I think the model i'm using is not the best for this size of information. What do you think will be best to get more upsert/sec and query the information FAST, before i mess with sharding, which is going to take more time while i learn and get confident with it.
I have a x1.large instance on AWS
RAID 10 with 10 disks
Arrays are expensive on large collections: mapreduce, aggregate...
Try .explain():
MongoDB 'count()' is very slow. How do we refine/work around with it?
Add explicit hints for index:
Simple MongoDB query very slow although index is set
A full heap?:
Insert performance of node-mongodb-native
The end of memory space for collection:
How to improve performance of update() and save() in MongoDB?
Special read clustering:
http://www.colinhowe.co.uk/2011/02/23/mongodb-performance-for-data-bigger-than-memor/
Global write lock?:
mongodb bad performance
Slow logs performance track:
Track MongoDB performance?
Rotate your logs:
Does logging output to an output file affect mongoDB performance?
Use profiler:
http://www.mongodb.org/display/DOCS/Database+Profiler
Move some collection caches to RAM:
MongoDB preload documents into RAM for better performance
Some ideas about collection allocation size:
MongoDB data schema performance
Use separate collections:
MongoDB performance with growing data structure
A single query can only use one index (better is a compound one):
Why is this mongodb query so slow?
A missing key?:
Slow MongoDB query: can you explain why?
Maybe shards:
MongoDB's performance on aggregation queries
Improving performance stackoverflow links:
https://stackoverflow.com/a/7635093/602018
A good point for further sharding replica education is:
https://education.10gen.com/courses
From the book Scaling MongoDB:
The general case
We can generalize this to a formula for shard keys:
{coarseLocality : 1, search : 1}
So my question is, is that correct? shouldn't be the oposite for better writing?
Also from the book:
This pattern continues: everything will always be added to the “last”

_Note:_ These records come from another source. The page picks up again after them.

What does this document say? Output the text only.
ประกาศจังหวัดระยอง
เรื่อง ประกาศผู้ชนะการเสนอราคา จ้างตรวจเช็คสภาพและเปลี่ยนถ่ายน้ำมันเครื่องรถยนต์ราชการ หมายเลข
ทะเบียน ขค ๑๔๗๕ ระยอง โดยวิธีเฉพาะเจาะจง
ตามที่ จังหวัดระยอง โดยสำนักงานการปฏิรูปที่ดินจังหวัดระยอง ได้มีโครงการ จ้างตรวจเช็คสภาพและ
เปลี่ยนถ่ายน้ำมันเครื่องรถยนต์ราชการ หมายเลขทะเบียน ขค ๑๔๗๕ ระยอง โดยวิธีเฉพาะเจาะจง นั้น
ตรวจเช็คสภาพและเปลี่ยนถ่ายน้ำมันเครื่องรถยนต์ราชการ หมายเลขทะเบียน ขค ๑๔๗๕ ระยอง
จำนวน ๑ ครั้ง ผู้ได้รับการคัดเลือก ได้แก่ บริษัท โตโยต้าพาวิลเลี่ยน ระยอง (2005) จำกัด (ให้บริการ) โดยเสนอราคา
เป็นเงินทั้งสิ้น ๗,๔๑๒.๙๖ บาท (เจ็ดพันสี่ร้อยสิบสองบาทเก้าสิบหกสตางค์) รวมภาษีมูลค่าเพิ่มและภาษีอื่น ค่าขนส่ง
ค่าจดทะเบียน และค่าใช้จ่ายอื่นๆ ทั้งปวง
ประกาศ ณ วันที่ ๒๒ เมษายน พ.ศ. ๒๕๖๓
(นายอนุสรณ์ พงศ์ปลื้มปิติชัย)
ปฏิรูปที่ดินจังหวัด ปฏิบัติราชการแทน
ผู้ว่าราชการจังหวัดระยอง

chunk, meaning everything will be added to one shard. This shard key
gives you a single, undistributable hot spot.
So saying that my app always search by user_id, and last entries in the collection.
What is the best shard key i should have, this:
{_id:1, user_id:1}
or:
{user_id:1,_id:1}
Kristina (author of Scaling MongoDB) wrote a blog post which has some example strategies explained in the guise of a game: How to Choose a Shard Key: The Card Game.
There are many considerations to choosing a good shard key based on your application requirements and use cases.
The general advice of {coarseLocality : 1, search : 1} order is to ensure there is some locality of your data for reading.
So in your case, you would most likely want: {user_id:1,_id:1}.
That will provide some locality of data for the same user_id when querying, and ideally your common queries will be able to get their data from a single shard.
The opposite order may provide for better write distribution (assuming _id is not a monotonically increasing key like a default ObjectId) but a potential downside is reliability: if your data for a read query is scattered across all shards, you will have retrieval problems if any one shard is down.
So saying that my app always search by user_id, and last entries in the collection.
If you commonly search by user_id (and without _id) this will also affect your choice of shard key and index optimization. To find the last entries MongoDB will have to do a sort; you will want to be doing that sort on a single shard rather than having to gather the data from all shards and sorting. If your _id happens to be date-based that would be beneficial as part of the shard key in order to find the last entries.